Cost model
How MemoryRouter usage-based memory maps to multi-user app economics.
Cost model
MemoryRouter is designed for app economics, not infrastructure allocation.
You should not pay as if every registered user is constantly using memory. Memory cost should follow actual memory activity.
registered users ≠ active users ≠ heavy memory usersThe app pattern
A consumer AI product might have:
100,000 registered users
18,000 monthly active users
4,000 weekly active users
600 heavy usersYour memory workload is driven by the users actually having AI interactions, and by the amount of memory retrieved or stored for those interactions.
Why this matters
If you build memory infrastructure yourself, you often pay for capacity before users create value:
- vector database capacity
- background ingestion jobs
- embeddings pipeline
- storage growth
- retrieval tuning
- operational maintenance
- scaling headroom for power users
With MemoryRouter, the integration is closer to usage-based memory as a service.

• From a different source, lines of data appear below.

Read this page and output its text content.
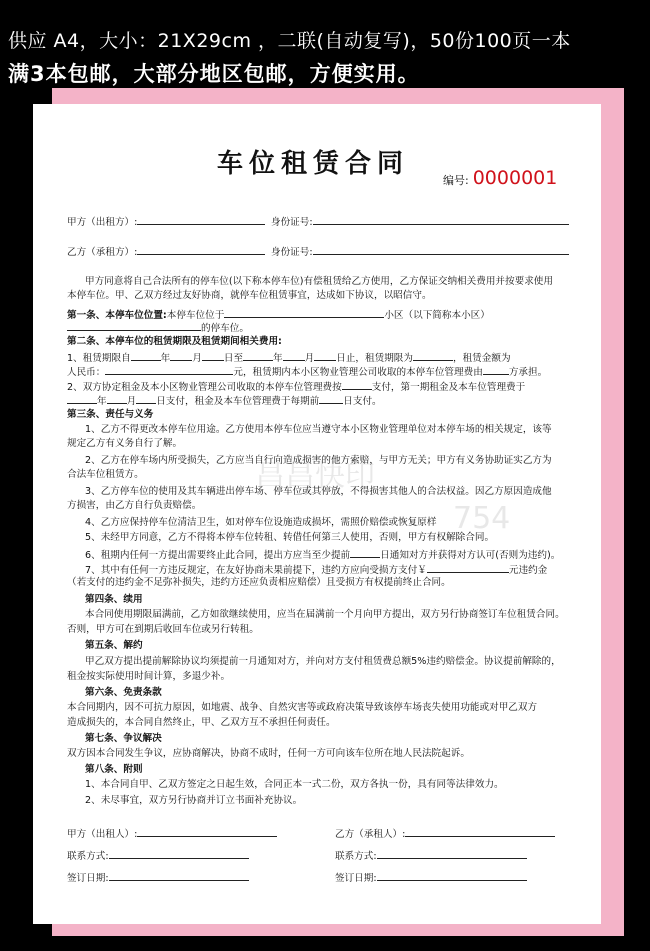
供应 A4，大小：21X29cm ，二联(自动复写)，50份100页一本
满3本包邮，大部分地区包邮，方便实用。
昌昌快印
754
车位租赁合同
编号: 0000001
甲方（出租方）:	身份证号:
乙方（承租方）:	身份证号:
甲方同意将自己合法所有的停车位(以下称本停车位)有偿租赁给乙方使用，乙方保证交纳相关费用并按要求使用
本停车位。甲、乙双方经过友好协商，就停车位租赁事宜，达成如下协议，以昭信守。
第一条、本停车位位置:本停车位位于	小区（以下简称本小区）
的停车位。
第二条、本停车位的租赁期限及租赁期间相关费用:
1、租赁期限自	年 月 日至	年 月 日止，租赁期限为	，租赁金额为
人民币：	元，租赁期内本小区物业管理公司收取的本停车位管理费由	方承担。
2、双方协定租金及本小区物业管理公司收取的本停车位管理费按	支付，第一期租金及本车位管理费于
年 月 日支付，租金及本车位管理费于每期前	日支付。
第三条、责任与义务
1、乙方不得更改本停车位用途。乙方使用本停车位应当遵守本小区物业管理单位对本停车场的相关规定，该等
规定乙方有义务自行了解。
2、乙方在停车场内所受损失，乙方应当自行向造成损害的他方索赔，与甲方无关；甲方有义务协助证实乙方为
合法车位租赁方。
3、乙方停车位的使用及其车辆进出停车场、停车位或其停放，不得损害其他人的合法权益。因乙方原因造成他
方损害，由乙方自行负责赔偿。
4、乙方应保持停车位清洁卫生，如对停车位设施造成损坏，需照价赔偿或恢复原样
5、未经甲方同意，乙方不得将本停车位转租、转借任何第三人使用，否则，甲方有权解除合同。
6、租期内任何一方提出需要终止此合同，提出方应当至少提前	日通知对方并获得对方认可(否则为违约)。
7、其中有任何一方违反规定，在友好协商未果前提下，违约方应向受损方支付￥	元违约金
（若支付的违约金不足弥补损失，违约方还应负责相应赔偿）且受损方有权提前终止合同。
第四条、续用
本合同使用期限届满前，乙方如欲继续使用，应当在届满前一个月向甲方提出，双方另行协商签订车位租赁合同。
否则，甲方可在到期后收回车位或另行转租。
第五条、解约
甲乙双方提出提前解除协议均须提前一月通知对方，并向对方支付租赁费总额5%违约赔偿金。协议提前解除的，
租金按实际使用时间计算，多退少补。
第六条、免责条款
本合同期内，因不可抗力原因，如地震、战争、自然灾害等或政府决策导致该停车场丧失使用功能或对甲乙双方
造成损失的，本合同自然终止，甲、乙双方互不承担任何责任。
第七条、争议解决
双方因本合同发生争议，应协商解决，协商不成时，任何一方可向该车位所在地人民法院起诉。
第八条、附则
1、本合同自甲、乙双方签定之日起生效，合同正本一式二份，双方各执一份，具有同等法律效力。
2、未尽事宜，双方另行协商并订立书面补充协议。
甲方（出租人）:	乙方（承租人）:
联系方式:	联系方式:
签订日期:	签订日期:
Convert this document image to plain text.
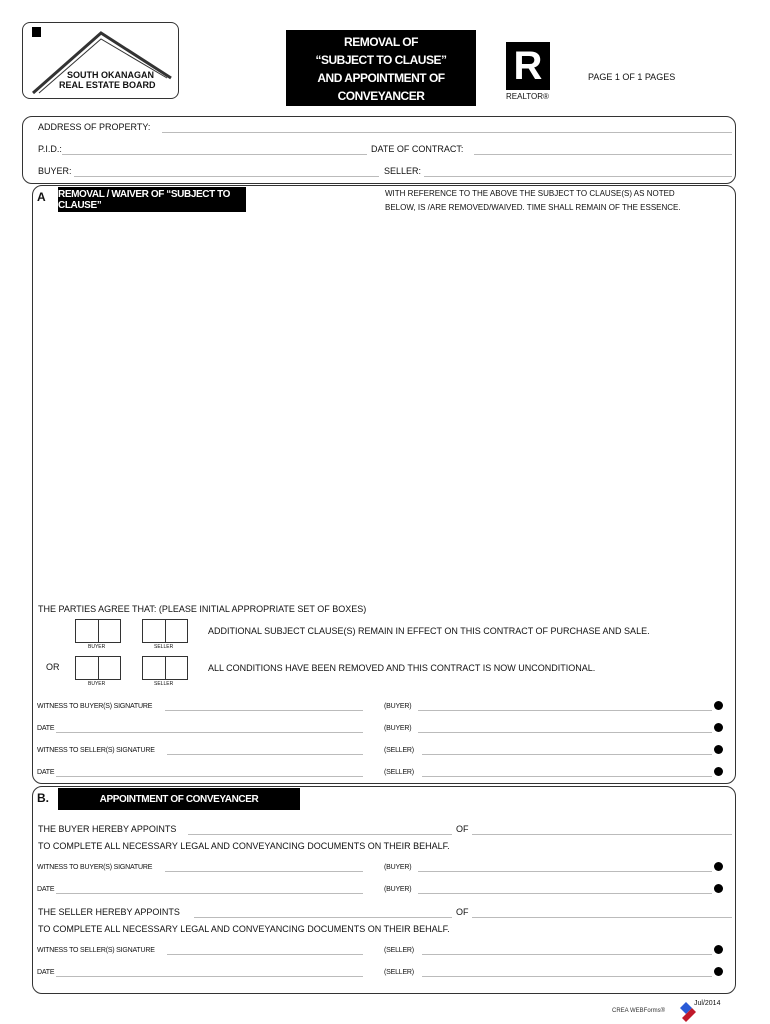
SOUTH OKANAGAN
REAL ESTATE BOARD
REMOVAL OF
“SUBJECT TO CLAUSE”
AND APPOINTMENT OF
CONVEYANCER
R
REALTOR®
PAGE 1 OF 1 PAGES
ADDRESS OF PROPERTY:
P.I.D.:	DATE OF CONTRACT:
BUYER:	SELLER:
A REMOVAL / WAIVER OF “SUBJECT TO CLAUSE”
WITH REFERENCE TO THE ABOVE THE SUBJECT TO CLAUSE(S) AS NOTED
BELOW, IS /ARE REMOVED/WAIVED. TIME SHALL REMAIN OF THE ESSENCE.
THE PARTIES AGREE THAT: (PLEASE INITIAL APPROPRIATE SET OF BOXES)
BUYER	SELLER
ADDITIONAL SUBJECT CLAUSE(S) REMAIN IN EFFECT ON THIS CONTRACT OF PURCHASE AND SALE.
OR
BUYER	SELLER
ALL CONDITIONS HAVE BEEN REMOVED AND THIS CONTRACT IS NOW UNCONDITIONAL.
WITNESS TO BUYER(S) SIGNATURE	(BUYER)
DATE	(BUYER)
WITNESS TO SELLER(S) SIGNATURE	(SELLER)
DATE	(SELLER)
B.	APPOINTMENT OF CONVEYANCER
THE BUYER HEREBY APPOINTS	OF
TO COMPLETE ALL NECESSARY LEGAL AND CONVEYANCING DOCUMENTS ON THEIR BEHALF.
WITNESS TO BUYER(S) SIGNATURE	(BUYER)
DATE	(BUYER)
THE SELLER HEREBY APPOINTS	OF
TO COMPLETE ALL NECESSARY LEGAL AND CONVEYANCING DOCUMENTS ON THEIR BEHALF.
WITNESS TO SELLER(S) SIGNATURE	(SELLER)
DATE	(SELLER)
CREA WEBForms®
Jul/2014
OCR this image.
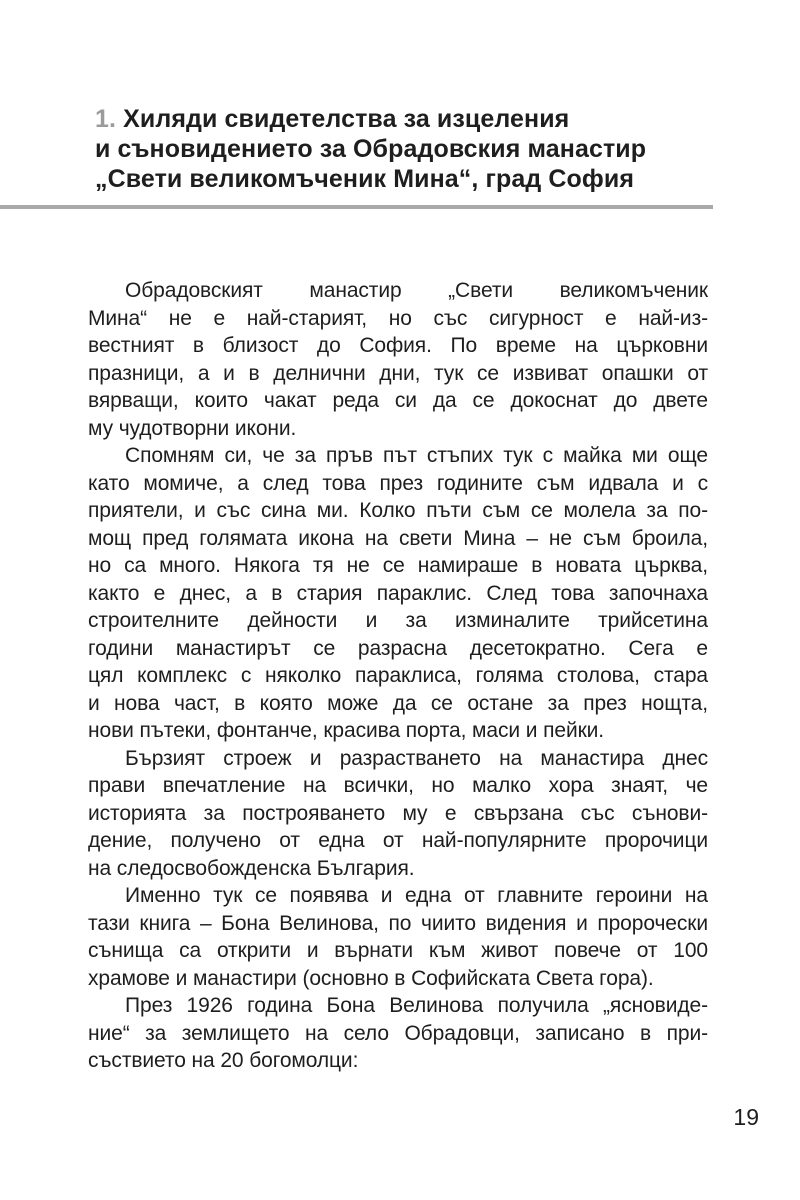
1. Хиляди свидетелства за изцеления
и съновидението за Обрадовския манастир
„Свети великомъченик Мина“, град София
Обрадовският манастир „Свети великомъченик
Мина“ не е най-старият, но със сигурност е най-из-
вестният в близост до София. По време на църковни
празници, а и в делнични дни, тук се извиват опашки от
вярващи, които чакат реда си да се докоснат до двете
му чудотворни икони.
Спомням си, че за пръв път стъпих тук с майка ми още
като момиче, а след това през годините съм идвала и с
приятели, и със сина ми. Колко пъти съм се молела за по-
мощ пред голямата икона на свети Мина – не съм броила,
но са много. Някога тя не се намираше в новата църква,
както е днес, а в стария параклис. След това започнаха
строителните дейности и за изминалите трийсетина
години манастирът се разрасна десетократно. Сега е
цял комплекс с няколко параклиса, голяма столова, стара
и нова част, в която може да се остане за през нощта,
нови пътеки, фонтанче, красива порта, маси и пейки.
Бързият строеж и разрастването на манастира днес
прави впечатление на всички, но малко хора знаят, че
историята за построяването му е свързана със сънови-
дение, получено от една от най-популярните пророчици
на следосвобожденска България.
Именно тук се появява и една от главните героини на
тази книга – Бона Велинова, по чиито видения и пророчески
сънища са открити и върнати към живот повече от 100
храмове и манастири (основно в Софийската Света гора).
През 1926 година Бона Велинова получила „ясновиде-
ние“ за землището на село Обрадовци, записано в при-
съствието на 20 богомолци:
19
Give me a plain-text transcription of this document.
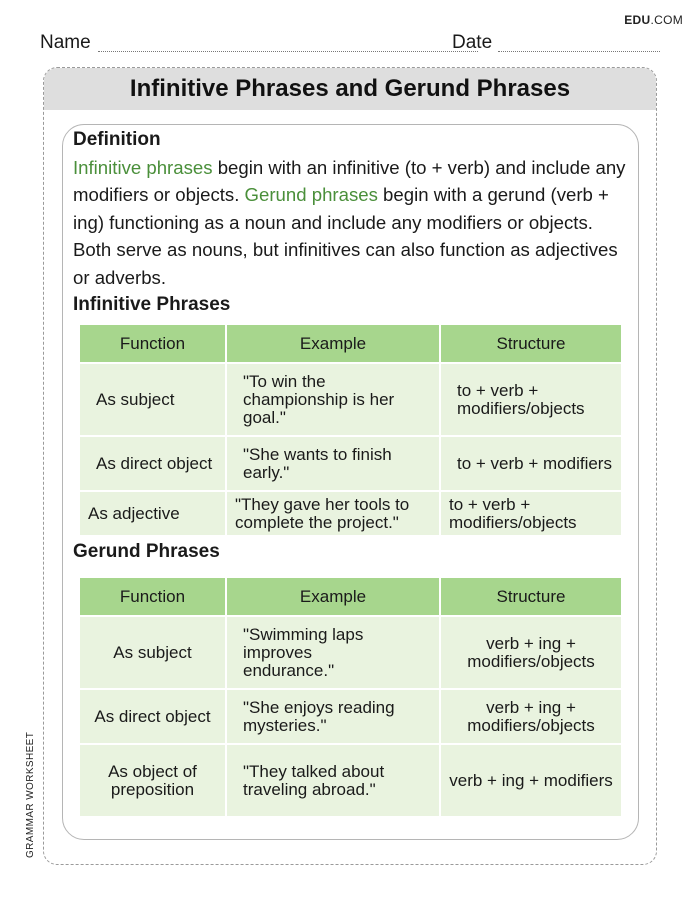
EDU.COM
Name	Date
GRAMMAR WORKSHEET
Infinitive Phrases and Gerund Phrases
Definition
Infinitive phrases begin with an infinitive (to + verb) and include any modifiers or objects. Gerund phrases begin with a gerund (verb + ing) functioning as a noun and include any modifiers or objects. Both serve as nouns, but infinitives can also function as adjectives or adverbs.
Infinitive Phrases
Function	Example	Structure
As subject	"To win the championship is her goal."	to + verb + modifiers/objects
As direct object	"She wants to finish early."	to + verb + modifiers
As adjective	"They gave her tools to complete the project."	to + verb + modifiers/objects
Gerund Phrases
Function	Example	Structure
As subject	"Swimming laps improves endurance."	verb + ing + modifiers/objects
As direct object	"She enjoys reading mysteries."	verb + ing + modifiers/objects
As object of preposition	"They talked about traveling abroad."	verb + ing + modifiers
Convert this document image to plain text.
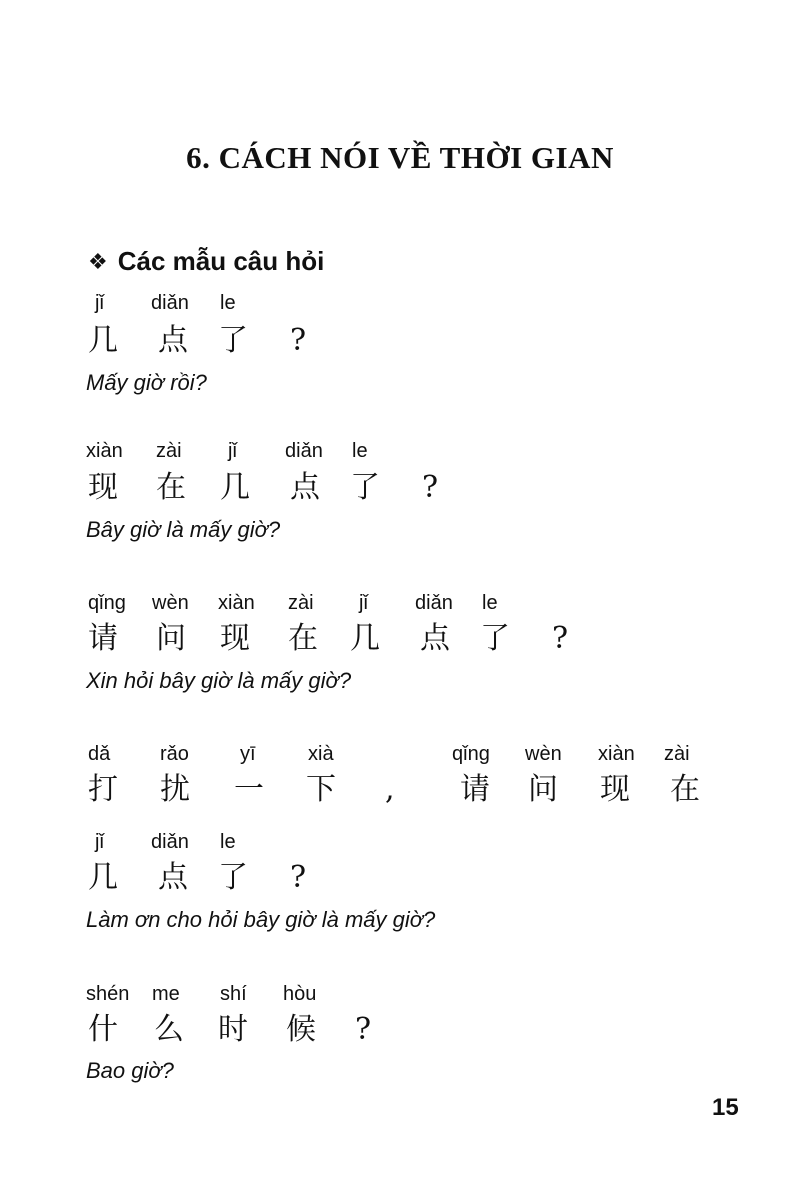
6. CÁCH NÓI VỀ THỜI GIAN
❖ Các mẫu câu hỏi
jǐ diǎn le
几 点 了 ?
Mấy giờ rồi?
xiàn zài jǐ diǎn le
现 在 几 点 了 ?
Bây giờ là mấy giờ?
qǐng wèn xiàn zài jǐ diǎn le
请 问 现 在 几 点 了 ?
Xin hỏi bây giờ là mấy giờ?
dǎ rǎo	yī	xià	qǐng wèn xiàn zài
打 扰 一 下 , 请 问 现 在
jǐ diǎn le
几 点 了 ?
Làm ơn cho hỏi bây giờ là mấy giờ?
shén me shí hòu
什 么 时 候 ?
Bao giờ?
15
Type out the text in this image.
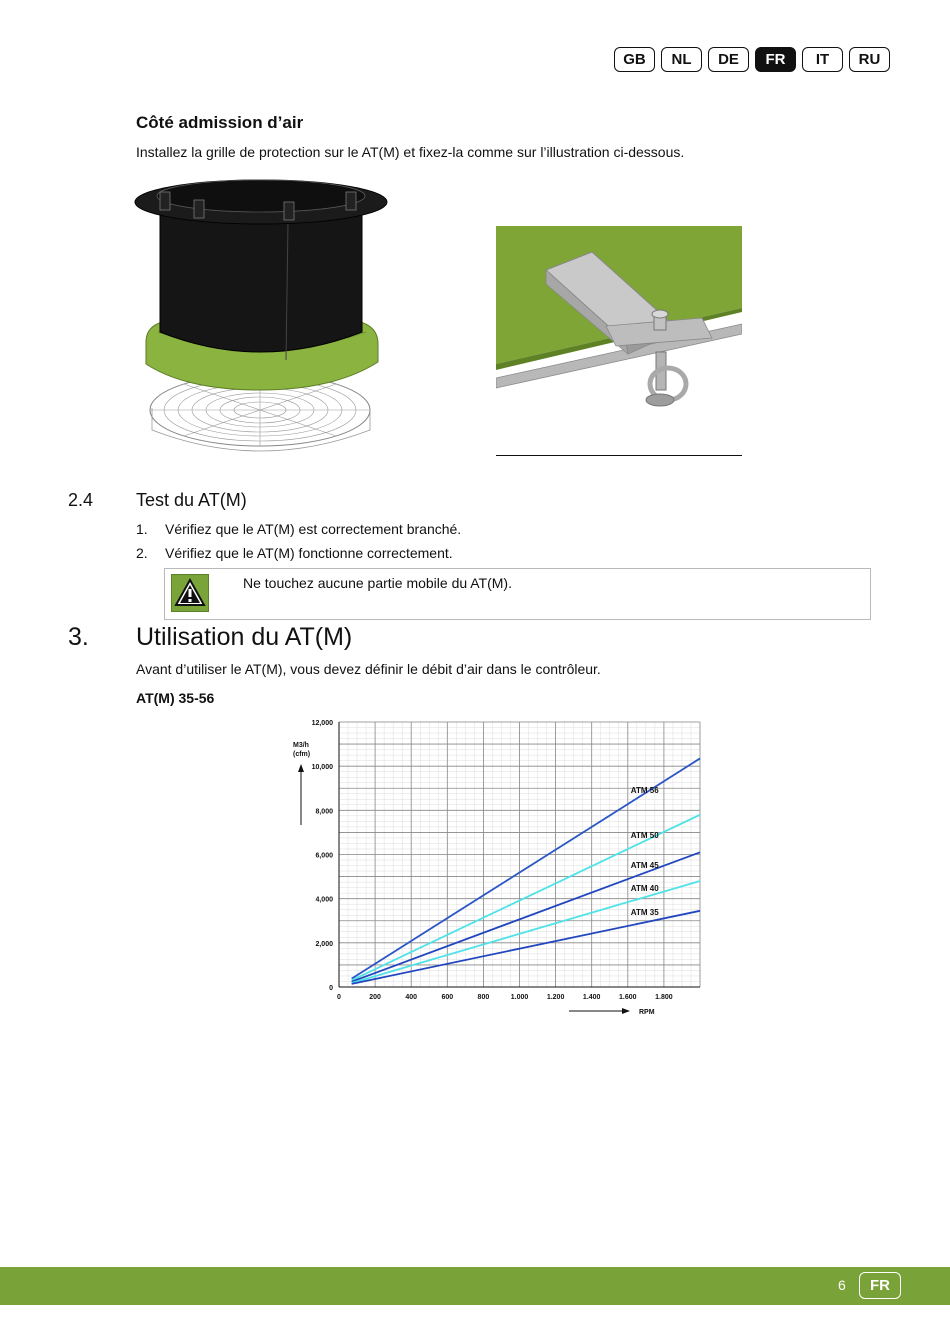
GB	NL	DE	FR	IT	RU
Côté admission d’air
Installez la grille de protection sur le AT(M) et fixez-la comme sur l’illustration ci-dessous.
2.4 Test du AT(M)
1. Vérifiez que le AT(M) est correctement branché.
2. Vérifiez que le AT(M) fonctionne correctement.
Ne touchez aucune partie mobile du AT(M).
3. Utilisation du AT(M)
Avant d’utiliser le AT(M), vous devez définir le débit d’air dans le contrôleur.
AT(M) 35-56
0
2,000
4,000
6,000
8,000
10,000
12,000
0	200	400	600	800	1.000	1.200	1.400	1.600	1.800
M3/h
(cfm)
RPM
ATM 56
ATM 50
ATM 45
ATM 40
ATM 35
6	FR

Quiet users cost little. Heavy users consume more because they create more value and more retention.
Unit economics lens
Think in product terms:
| Metric | Why it matters |
|---|---|
| Registered users | Identity count. Should not define memory cost by itself. |
| MAU | Real audience size. Useful for forecasting. |
| AI sessions | Primary driver of retrieval and storage activity. |
| Heavy users | Highest cost, but usually highest retention and revenue value. |
| Memory imports | One-time migration or backfill events. |
Import and backfill costs
Backfilling existing transcripts, support history, profiles, or notes creates a one-time memory workload. After import, ongoing usage follows live AI activity.
Enterprise pricing
Enterprise plans can align committed usage, custom terms, DPAs, SLAs, and data residency with your product needs. Avoid modeling costs from total accounts alone. Model from expected active usage and memory intensity.